Dr. Seong Mun

Arlington Innovation Center of Virginia Tech in Arlington, VA, USA


Seong K. Mun, PhD, is professor and director of Arlington Innovation Center of Virginia Tech in Arlington, Virginia. He has been engaged in research and development activities in computer aided diagnosis (CAD) in diagnostic imagining over the past 30 years. He is also the President and CEO of Open Source Electronic Health Record Alliance (OSEHRA), which was established in 2011 by the US government. It is a not-for-profit organization promoting open source software strategy for community based rapid innovation in health IT for the global market. He is working to develop a global consortium for medical imaging AI based on the open source strategy of open collaboration.

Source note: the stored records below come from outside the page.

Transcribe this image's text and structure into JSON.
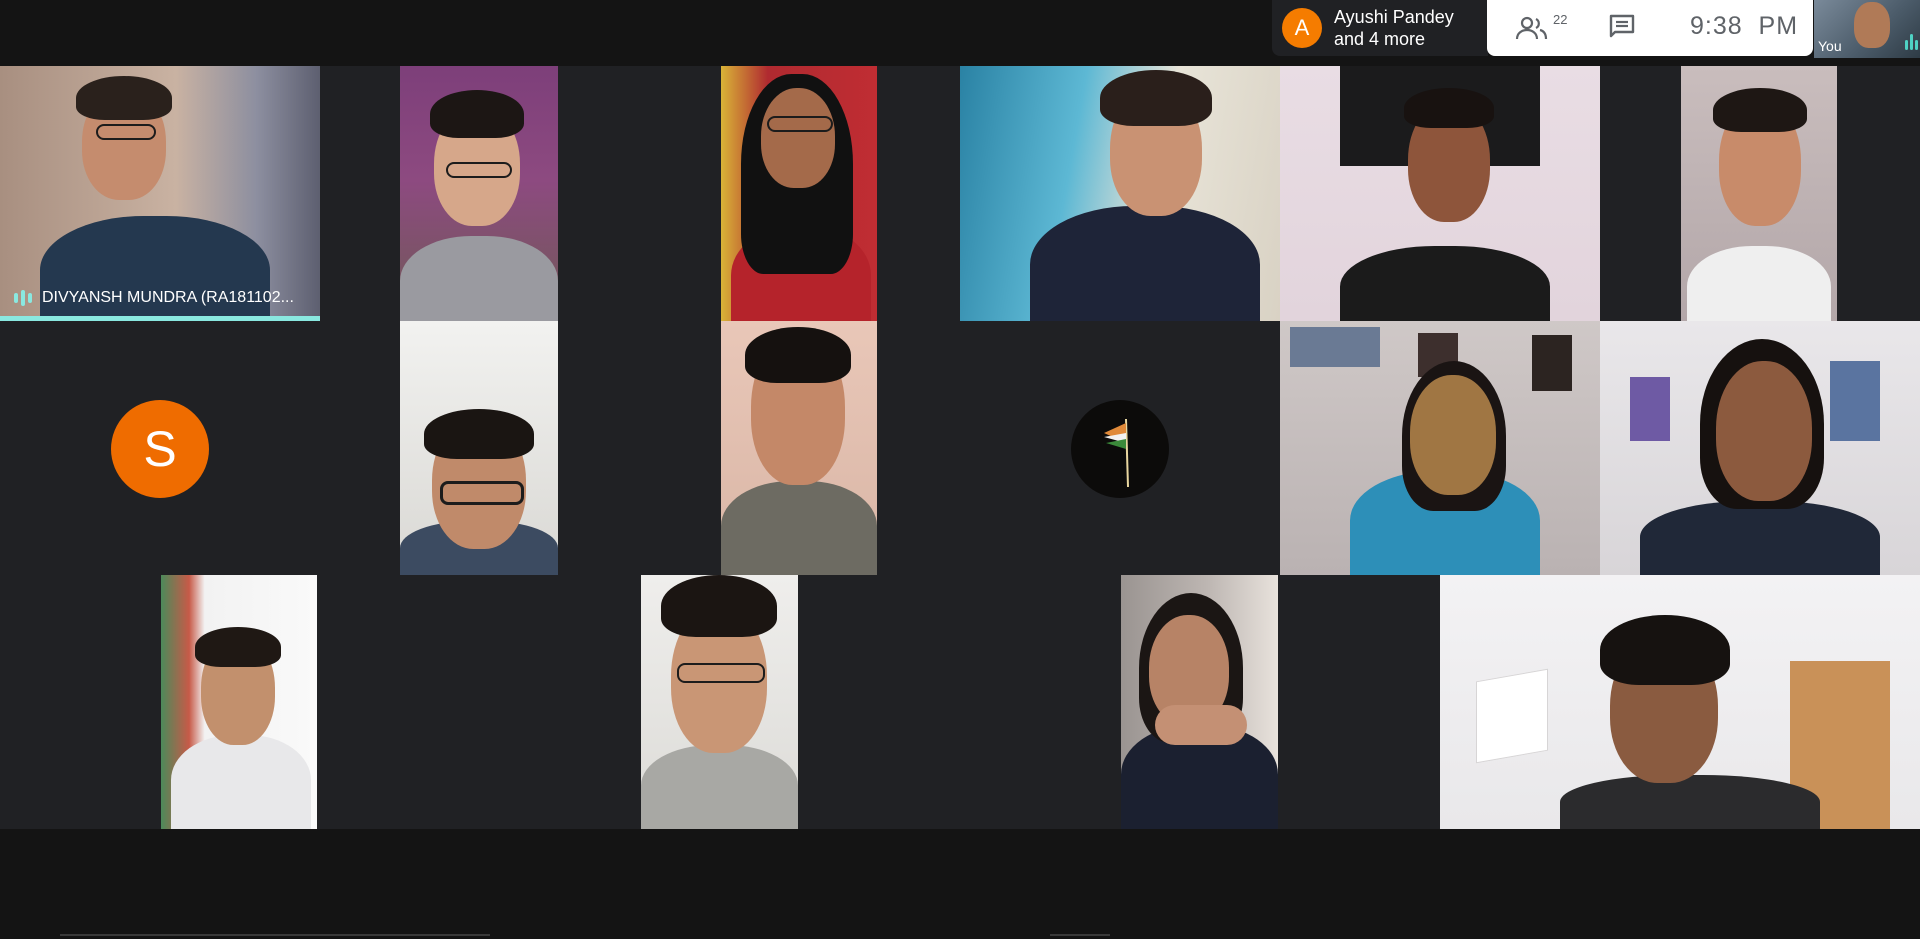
{
  "header": {
    "presenter": {
      "avatar_initial": "A",
      "name": "Ayushi Pandey",
      "more": "and 4 more",
      "avatar_color": "#f57c00"
    },
    "participants_count": "22",
    "clock": "9:38  PM",
    "self_view_label": "You",
    "people_icon": "people-icon",
    "chat_icon": "chat-icon"
  },
  "grid": {
    "active_speaker_label": "DIVYANSH MUNDRA (RA181102...",
    "active_color": "#8ae8e0",
    "placeholder_s": {
      "initial": "S",
      "color": "#ef6c00"
    }
  }
}
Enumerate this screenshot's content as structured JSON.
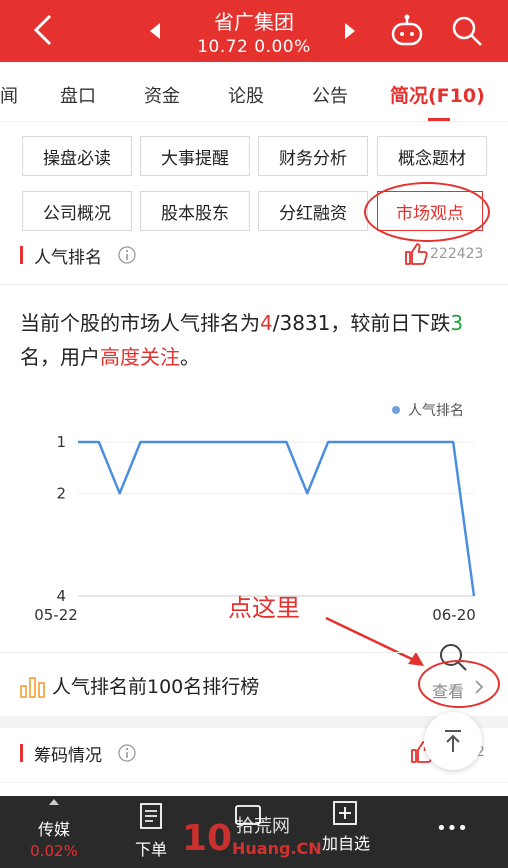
{
  "header": {
    "title": "省广集团",
    "quote": "10.72  0.00%"
  },
  "tabs": [
    {
      "label": "闻"
    },
    {
      "label": "盘口"
    },
    {
      "label": "资金"
    },
    {
      "label": "论股"
    },
    {
      "label": "公告"
    },
    {
      "label": "简况(F10)",
      "active": true
    }
  ],
  "buttons": [
    {
      "label": "操盘必读"
    },
    {
      "label": "大事提醒"
    },
    {
      "label": "财务分析"
    },
    {
      "label": "概念题材"
    },
    {
      "label": "公司概况"
    },
    {
      "label": "股本股东"
    },
    {
      "label": "分红融资"
    },
    {
      "label": "市场观点",
      "selected": true
    }
  ],
  "popularity": {
    "title": "人气排名",
    "likes": "222423",
    "summary": {
      "p1": "当前个股的市场人气排名为",
      "rank": "4",
      "p2": "/3831，较前日下跌",
      "change": "3",
      "p3": "名，用户",
      "attention": "高度关注",
      "p4": "。"
    }
  },
  "chart_data": {
    "type": "line",
    "legend": "人气排名",
    "x_labels": [
      "05-22",
      "06-20"
    ],
    "y_ticks": [
      1,
      2,
      4
    ],
    "ylim": [
      1,
      4
    ],
    "y_inverted": true,
    "values": [
      1,
      1,
      2,
      1,
      1,
      1,
      1,
      1,
      1,
      1,
      1,
      2,
      1,
      1,
      1,
      1,
      1,
      1,
      1,
      4
    ],
    "color": "#4a8fdf"
  },
  "annotation": {
    "text": "点这里"
  },
  "rank_list": {
    "label": "人气排名前100名排行榜",
    "view": "查看"
  },
  "chips": {
    "title": "筹码情况",
    "likes_suffix": "2"
  },
  "bottom_bar": {
    "item1": "传媒",
    "item1_sub": "0.02%",
    "item2": "下单",
    "item4": "加自选",
    "more": "•••"
  },
  "colors": {
    "brand": "#e6322f",
    "line": "#4a8fdf"
  }
}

During the 80’s and 90’s Dr. Mun at Georgetown University Medical Center as Director of Imaging and Information Systems Center, he championed the development of filmless radiology (a.k.a. PACS), global teleradiology, telemedicine, e-health health informatics, medical robotics, combat casualty care, and global disease surveillance.

Prior to Georgetown, he was a radiology research faculty at the Columbia University Medical Center in New York where his team built one of the first high field MRI systems in the world, a project sponsored by Philips Medical Systems. He received General Thurman Award for Excellence in Advanced Military Medical Technology from the US Army.

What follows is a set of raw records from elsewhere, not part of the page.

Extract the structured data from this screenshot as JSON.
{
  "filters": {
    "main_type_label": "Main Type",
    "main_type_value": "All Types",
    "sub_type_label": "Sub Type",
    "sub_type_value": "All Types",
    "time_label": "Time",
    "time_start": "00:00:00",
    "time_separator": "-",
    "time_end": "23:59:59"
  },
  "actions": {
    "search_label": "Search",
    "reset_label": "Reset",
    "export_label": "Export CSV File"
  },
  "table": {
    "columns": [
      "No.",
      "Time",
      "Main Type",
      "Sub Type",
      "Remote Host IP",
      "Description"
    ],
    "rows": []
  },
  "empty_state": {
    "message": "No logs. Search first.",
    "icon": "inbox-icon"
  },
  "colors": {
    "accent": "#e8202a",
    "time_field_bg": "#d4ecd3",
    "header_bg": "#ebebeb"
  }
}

His educational training includes PhD in physics from State University of New York, fellowship at the Department of Radiology, University of Colorado Medical School and BS in Physics from the University of California, Riverside, CA.

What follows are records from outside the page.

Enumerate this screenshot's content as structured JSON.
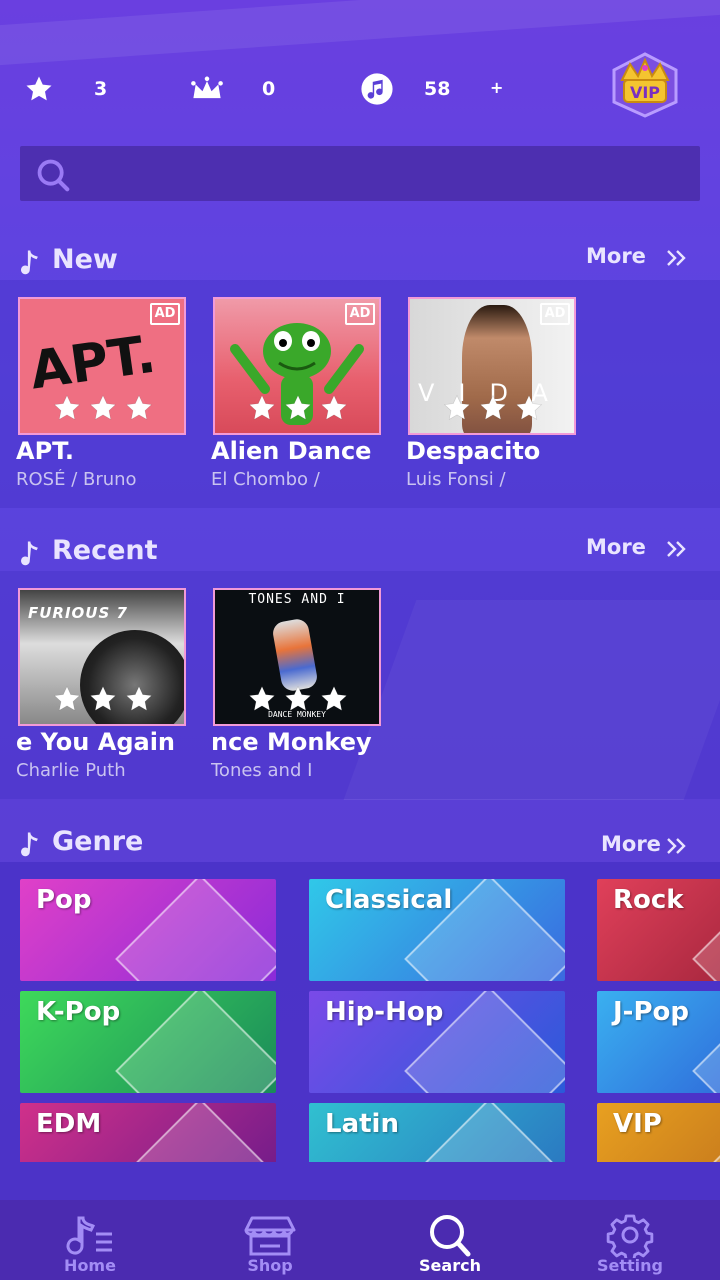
{
  "stats": {
    "stars": "3",
    "crowns": "0",
    "notes": "58",
    "plus": "+"
  },
  "vip_badge_text": "VIP",
  "search": {
    "placeholder": ""
  },
  "sections": {
    "new": {
      "title": "New",
      "more": "More"
    },
    "recent": {
      "title": "Recent",
      "more": "More"
    },
    "genre": {
      "title": "Genre",
      "more": "More"
    }
  },
  "new_songs": [
    {
      "title": "APT.",
      "artist": "ROSÉ / Bruno",
      "cover_text": "APT.",
      "ad": "AD",
      "stars": 3
    },
    {
      "title": "Alien Dance",
      "artist": "El Chombo /",
      "cover_text": "",
      "ad": "AD",
      "stars": 3
    },
    {
      "title": "Despacito",
      "artist": "Luis Fonsi /",
      "cover_text": "VIDA",
      "ad": "AD",
      "stars": 3
    }
  ],
  "recent_songs": [
    {
      "title": "e You Again",
      "artist": "Charlie Puth",
      "cover_text": "FURIOUS 7",
      "stars": 3
    },
    {
      "title": "nce Monkey",
      "artist": "Tones and I",
      "cover_text": "TONES AND I",
      "cover_sub": "DANCE MONKEY",
      "stars": 3
    }
  ],
  "genres": [
    {
      "label": "Pop",
      "color_a": "#e040c8",
      "color_b": "#8a2bd9"
    },
    {
      "label": "Classical",
      "color_a": "#30c8e8",
      "color_b": "#3a6ae0"
    },
    {
      "label": "Rock",
      "color_a": "#e0405a",
      "color_b": "#8a1a30"
    },
    {
      "label": "K-Pop",
      "color_a": "#3ed95a",
      "color_b": "#1a8a5a"
    },
    {
      "label": "Hip-Hop",
      "color_a": "#7a4ae8",
      "color_b": "#2a5ad9"
    },
    {
      "label": "J-Pop",
      "color_a": "#3ab0f0",
      "color_b": "#2a4ad0"
    },
    {
      "label": "EDM",
      "color_a": "#d0308a",
      "color_b": "#6a1a8a"
    },
    {
      "label": "Latin",
      "color_a": "#30c0d0",
      "color_b": "#2a70c0"
    },
    {
      "label": "VIP",
      "color_a": "#e8a020",
      "color_b": "#b0601a"
    }
  ],
  "tabs": [
    {
      "label": "Home",
      "icon": "music-list-icon",
      "active": false
    },
    {
      "label": "Shop",
      "icon": "shop-icon",
      "active": false
    },
    {
      "label": "Search",
      "icon": "search-icon",
      "active": true
    },
    {
      "label": "Setting",
      "icon": "gear-icon",
      "active": false
    }
  ]
}
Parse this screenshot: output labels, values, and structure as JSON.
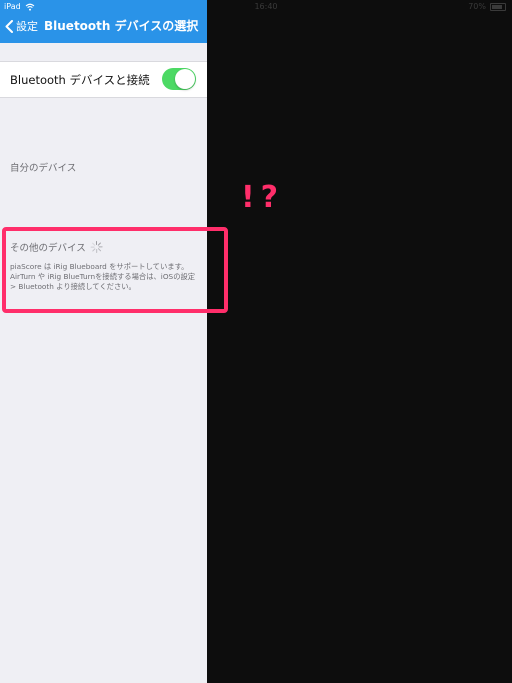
{
  "status_bar": {
    "device": "iPad",
    "time": "16:40",
    "battery": "70%"
  },
  "nav": {
    "back_label": "設定",
    "title": "Bluetooth デバイスの選択"
  },
  "bluetooth_toggle": {
    "label": "Bluetooth デバイスと接続",
    "state": "on"
  },
  "sections": {
    "my_devices": "自分のデバイス",
    "other_devices": "その他のデバイス",
    "note_lines": [
      "piaScore は iRig Blueboard をサポートしています。",
      "AirTurn や iRig BlueTurnを接続する場合は、iOSの設定",
      "> Bluetooth より接続してください。"
    ]
  },
  "annotation": {
    "reaction": "!?",
    "color": "#ff2e6a"
  },
  "colors": {
    "nav": "#2a93e8",
    "toggle_on": "#4cd964",
    "background": "#efeff4",
    "dim_area": "#0d0d0d"
  }
}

Session 6: AI/DEEP LEARNING IN MEDICINE & NLP

DAY 3: September 13, 2019 | Session 6 | 3:35 PM – 3:55 PM

Artificial Intelligence in Radiological Imaging: Lesson Learned and Possible Roadmap Ahead

Seong Mun, PhD, Virginia Tech, Virginia, USA

Over the past 30 years, the radiology community has been developing computer aided diagnosis (CADx) capabilities using convolution neural network before the artificial intelligence became popular. However, AI in imaging has yet to make significant global improvements in radiology while some are concerned that AI might replace radiologists. It is generally recognized that the full potential of AI in imaging and informatics is yet to be realized. This proposed presentation is intended to address the following remaining issues:

    1. The current machine learning algorithms developed in CNN tools (Tensorflow etc.) are based on recognition of alphanumeric handwriting and general images. However, Radiology images have fundamental differences from non-medical images such as the requirement of perceiving subtle gray value features within a local area.
    2. To build a robust CNN based tool, a massive and clinically representative data base with ground truths must be established for extensive training and validation. The cost of such a curated data base containing normal and a range of abnormalities associated with a disease can be prohibitively expensive. What and how should the curated data sets be developed research?
    3. The CNN tools that work in a R&D environment do not easily translate into the clinical setting. Many other issues such as local practice patterns and workflow can impact the effective use of CNN tools.

The paper will conclude with a brief glimpse of what radiology might look like in a foreseeable future.